Even bad game legs lend a game this slight sense of virtual reality, that I’m somehow in-game rather than an observer pressing keys from the exterior. Truth to be told, all first person legs look a little like a woefully over-excited videogame-themed audience challenge show from the mid-1990s, something where Craig Charles bellowed improbable bullshit about amazing astoundingly real it all was to an awkward teenager in an over-sized turquoise t-shirt. I think that might be why I like first-person legs too. Yesterday’s idea of gaming’s future, today. It was certainly the case in Duke Nukem Forever, very much a game stuck in the futurology of the past, and if I’m being generous to the point of absurdity, it lent the tortured shooter some of the living cartoon ethos it was striving for.
I think legs have so much more to offer, however. One of the reasons I’m excited about VR is because of legs. Leaving aside any arguments about whether traditional games are going to work well with a facebox or not, one of the things they’re all going to do is massively amplify the sense that you are inside the game, rather than just outside, looking in.
In this new frontier, legs are going to be unavoidable sometimes, and while that’s almost immediately going to run into problems because no currently announced VR hardware monitors exactly where your legs are, so we’ll have cognitive dissonance about our doing one thing and the character doing another, it’s also going to lead to some really fun body-modelling.
Sitting in Elite: Dangerous’ cockpit and being able to look down and see my entire body remains a strange highlight. It’s me, being a whole person in an actual spaceship! I might have to get a chair which reclines just so in order to ensure I’ve perfectly replicated my character’s pose IRL.

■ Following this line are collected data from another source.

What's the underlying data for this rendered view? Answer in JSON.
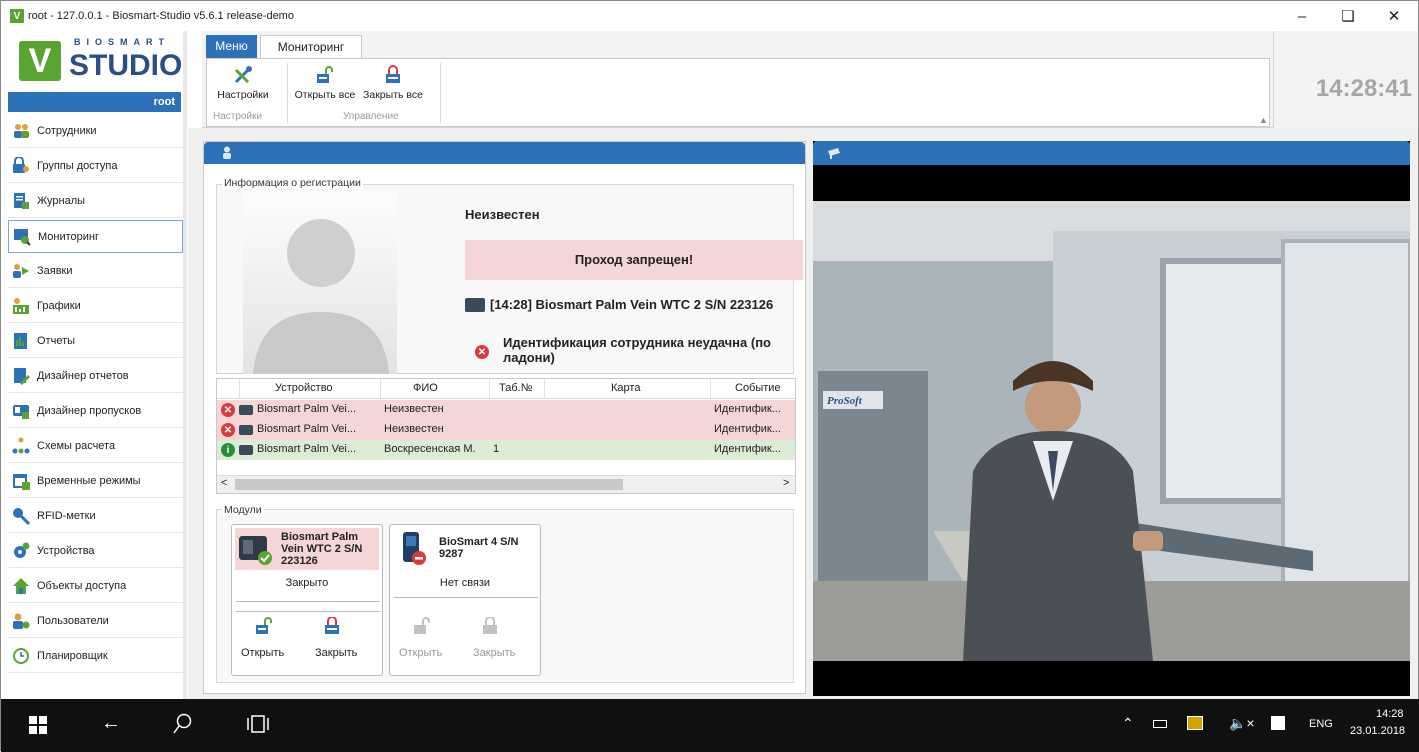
{
  "window": {
    "title": "root - 127.0.0.1 - Biosmart-Studio v5.6.1 release-demo"
  },
  "logo": {
    "top": "BIOSMART",
    "main": "STUDIO"
  },
  "user": "root",
  "sidebar": {
    "items": [
      {
        "label": "Сотрудники"
      },
      {
        "label": "Группы доступа"
      },
      {
        "label": "Журналы"
      },
      {
        "label": "Мониторинг"
      },
      {
        "label": "Заявки"
      },
      {
        "label": "Графики"
      },
      {
        "label": "Отчеты"
      },
      {
        "label": "Дизайнер отчетов"
      },
      {
        "label": "Дизайнер пропусков"
      },
      {
        "label": "Схемы расчета"
      },
      {
        "label": "Временные режимы"
      },
      {
        "label": "RFID-метки"
      },
      {
        "label": "Устройства"
      },
      {
        "label": "Объекты доступа"
      },
      {
        "label": "Пользователи"
      },
      {
        "label": "Планировщик"
      }
    ]
  },
  "ribbon": {
    "tabs": [
      "Меню",
      "Мониторинг"
    ],
    "settings": "Настройки",
    "open_all": "Открыть все",
    "close_all": "Закрыть все",
    "group_settings": "Настройки",
    "group_control": "Управление"
  },
  "clock": "14:28:41",
  "registration": {
    "legend": "Информация о регистрации",
    "name": "Неизвестен",
    "status": "Проход запрещен!",
    "device": "[14:28] Biosmart Palm Vein WTC 2 S/N 223126",
    "message": "Идентификация сотрудника неудачна (по ладони)"
  },
  "events": {
    "columns": [
      "Устройство",
      "ФИО",
      "Таб.№",
      "Карта",
      "Событие"
    ],
    "rows": [
      {
        "device": "Biosmart Palm Vei...",
        "name": "Неизвестен",
        "tab": "",
        "card": "",
        "event": "Идентифик...",
        "status": "error"
      },
      {
        "device": "Biosmart Palm Vei...",
        "name": "Неизвестен",
        "tab": "",
        "card": "",
        "event": "Идентифик...",
        "status": "error"
      },
      {
        "device": "Biosmart Palm Vei...",
        "name": "Воскресенская М.",
        "tab": "1",
        "card": "",
        "event": "Идентифик...",
        "status": "ok"
      }
    ]
  },
  "modules": {
    "legend": "Модули",
    "cards": [
      {
        "title": "Biosmart Palm Vein WTC 2 S/N 223126",
        "state": "Закрыто",
        "open": "Открыть",
        "close": "Закрыть"
      },
      {
        "title": "BioSmart 4 S/N 9287",
        "state": "Нет связи",
        "open": "Открыть",
        "close": "Закрыть"
      }
    ]
  },
  "camera": {
    "brand": "ProSoft"
  },
  "taskbar": {
    "lang": "ENG",
    "time": "14:28",
    "date": "23.01.2018"
  },
  "colors": {
    "accent": "#2d72b8",
    "brand_green": "#5aa532",
    "denied_bg": "#f5d6d6",
    "ok_row": "#dcebd6",
    "error_row": "#f5d6d6"
  }
}
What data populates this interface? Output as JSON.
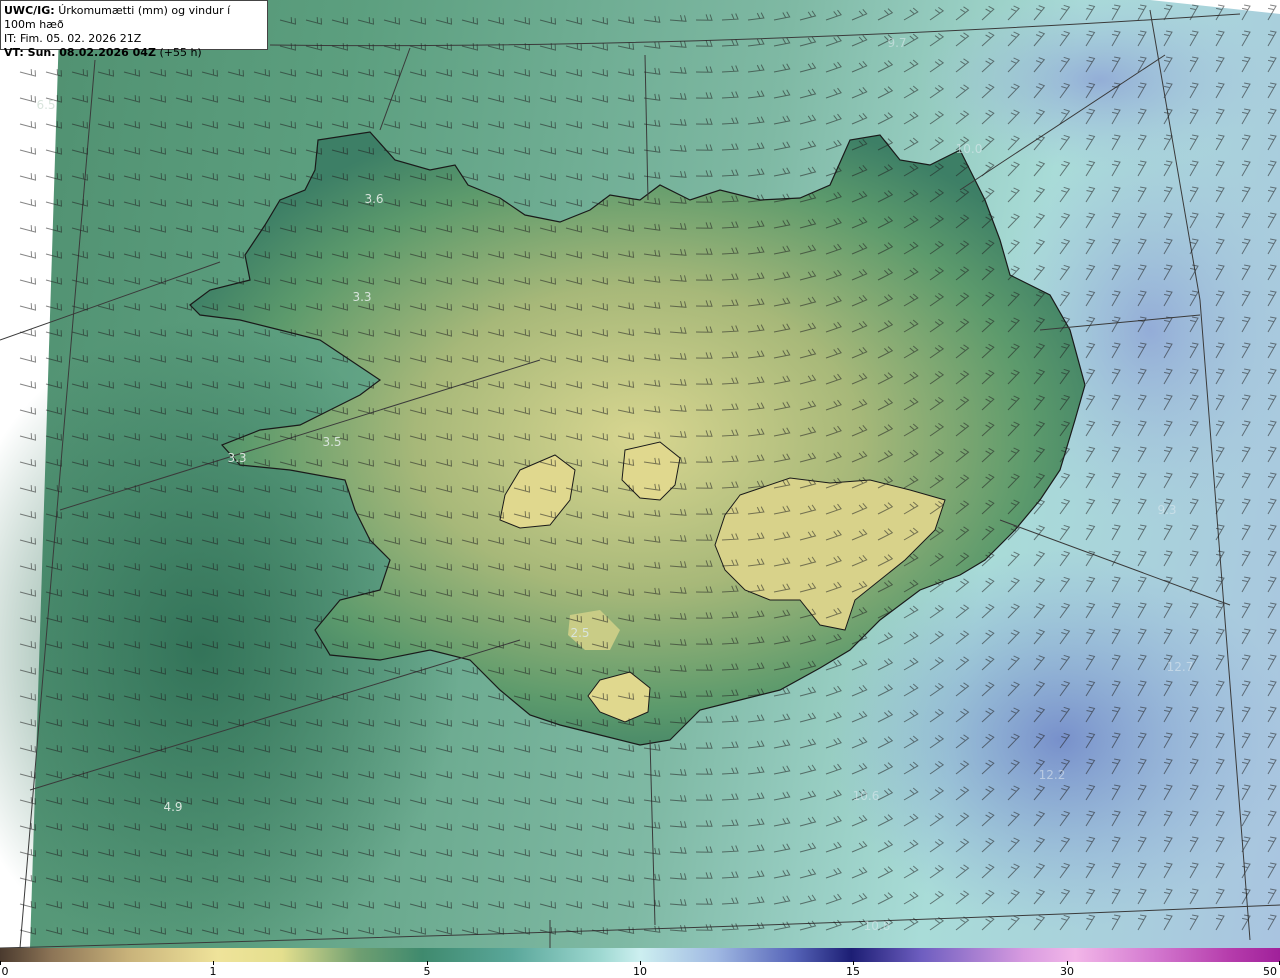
{
  "header": {
    "code": "UWC/IG:",
    "description": "Úrkomumætti (mm) og vindur í 100m hæð",
    "initial_time": "IT: Fim. 05. 02. 2026 21Z",
    "valid_time_label": "VT: Sun. 08.02.2026 04Z",
    "lead_time": "(+55 h)"
  },
  "colors": {
    "coastline": "#1a1a1a",
    "grid_lines": "#3a3a3a",
    "wind_barbs": "#202020",
    "label_text": "#d8e4dc"
  },
  "field_labels": [
    {
      "value": "6.5",
      "faint": false
    },
    {
      "value": "3.6",
      "faint": false
    },
    {
      "value": "3.3",
      "faint": false
    },
    {
      "value": "3.5",
      "faint": false
    },
    {
      "value": "3.3",
      "faint": false
    },
    {
      "value": "2.5",
      "faint": false
    },
    {
      "value": "4.9",
      "faint": false
    },
    {
      "value": "9.7",
      "faint": true
    },
    {
      "value": "10.0",
      "faint": true
    },
    {
      "value": "9.3",
      "faint": true
    },
    {
      "value": "12.7",
      "faint": true
    },
    {
      "value": "12.2",
      "faint": true
    },
    {
      "value": "10.6",
      "faint": true
    },
    {
      "value": "10.8",
      "faint": true
    }
  ],
  "colorbar": {
    "unit": "mm",
    "ticks": [
      "0",
      "1",
      "5",
      "10",
      "15",
      "30",
      "50"
    ]
  }
}
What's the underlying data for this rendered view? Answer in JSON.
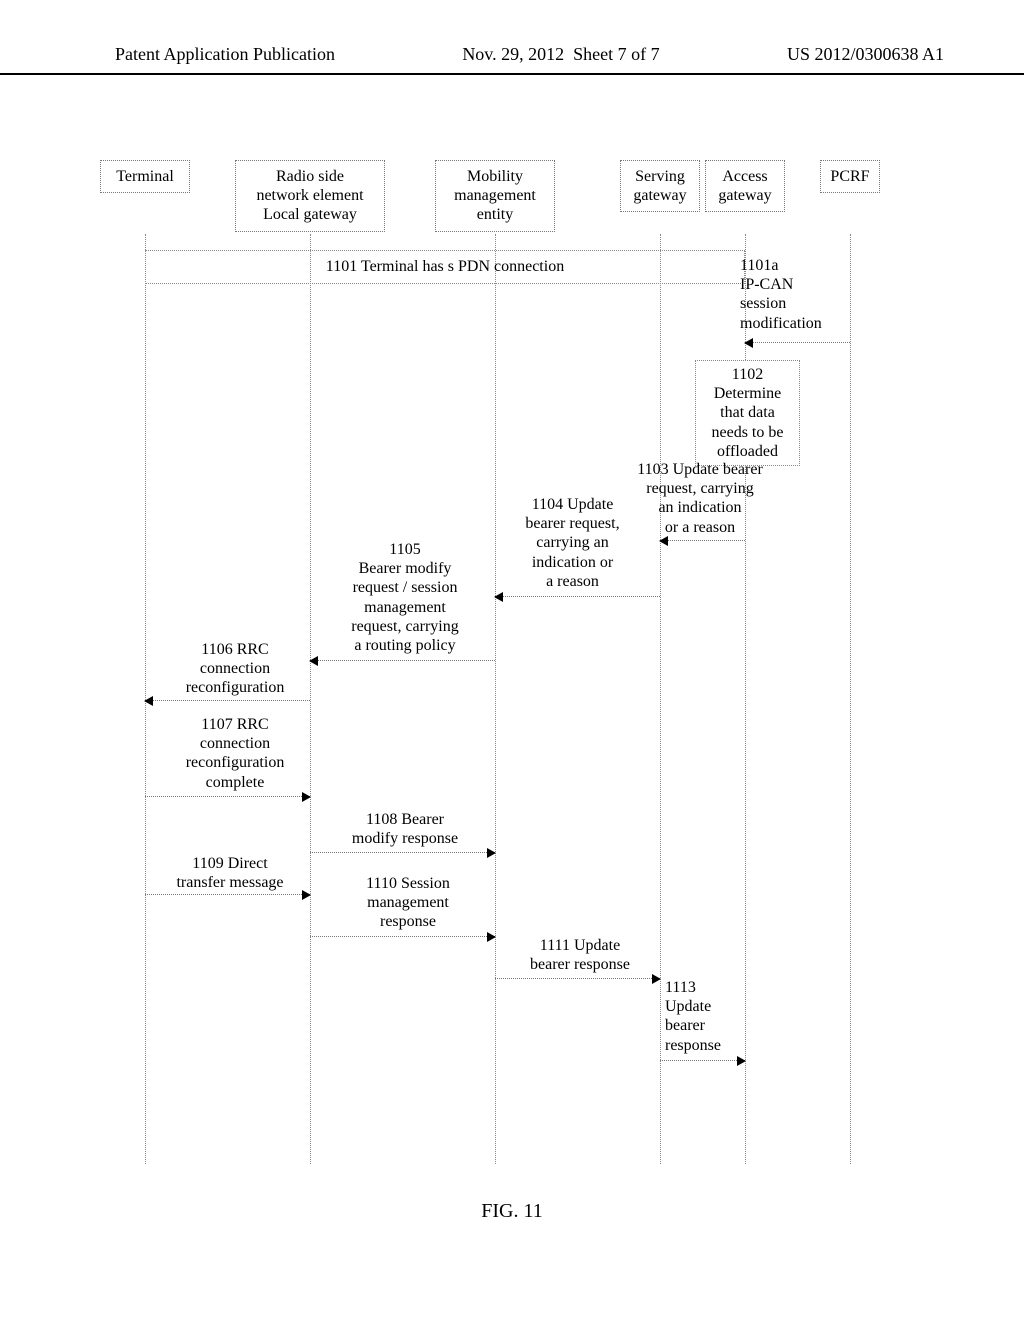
{
  "header": {
    "left": "Patent Application Publication",
    "center": "Nov. 29, 2012  Sheet 7 of 7",
    "right": "US 2012/0300638 A1"
  },
  "participants": {
    "terminal": "Terminal",
    "radio": "Radio side\nnetwork element\nLocal gateway",
    "mme": "Mobility\nmanagement\nentity",
    "sgw": "Serving\ngateway",
    "agw": "Access\ngateway",
    "pcrf": "PCRF"
  },
  "frame1101": "1101 Terminal has s PDN connection",
  "proc1102": "1102\nDetermine\nthat data\nneeds to be\noffloaded",
  "msgs": {
    "m1101a": "1101a\nIP-CAN\nsession\nmodification",
    "m1103": "1103 Update bearer\nrequest, carrying\nan indication\nor a reason",
    "m1104": "1104 Update\nbearer request,\ncarrying an\nindication or\na reason",
    "m1105": "1105\nBearer modify\nrequest / session\nmanagement\nrequest, carrying\na routing policy",
    "m1106": "1106 RRC\nconnection\nreconfiguration",
    "m1107": "1107 RRC\nconnection\nreconfiguration\ncomplete",
    "m1108": "1108 Bearer\nmodify response",
    "m1109": "1109 Direct\ntransfer message",
    "m1110": "1110 Session\nmanagement\nresponse",
    "m1111": "1111 Update\nbearer response",
    "m1113": "1113\nUpdate\nbearer\nresponse"
  },
  "caption": "FIG. 11"
}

And oh God, imagine some VR Mechwarrior game in which I can look down and see my pretend legs pressing down on massive steel pedals. Or I can switch to some Mech’s eye view and see my robo-legs stomping across the landscape. Gigantic leggy bliss.
We’re about to enter a new age of gaming leg, of that much I am sure. And if someone comes up with some terrifying wireless anklet that I can strap on to have my real legs’ motions reflected in game, I assure you that I will back that Kickstarter.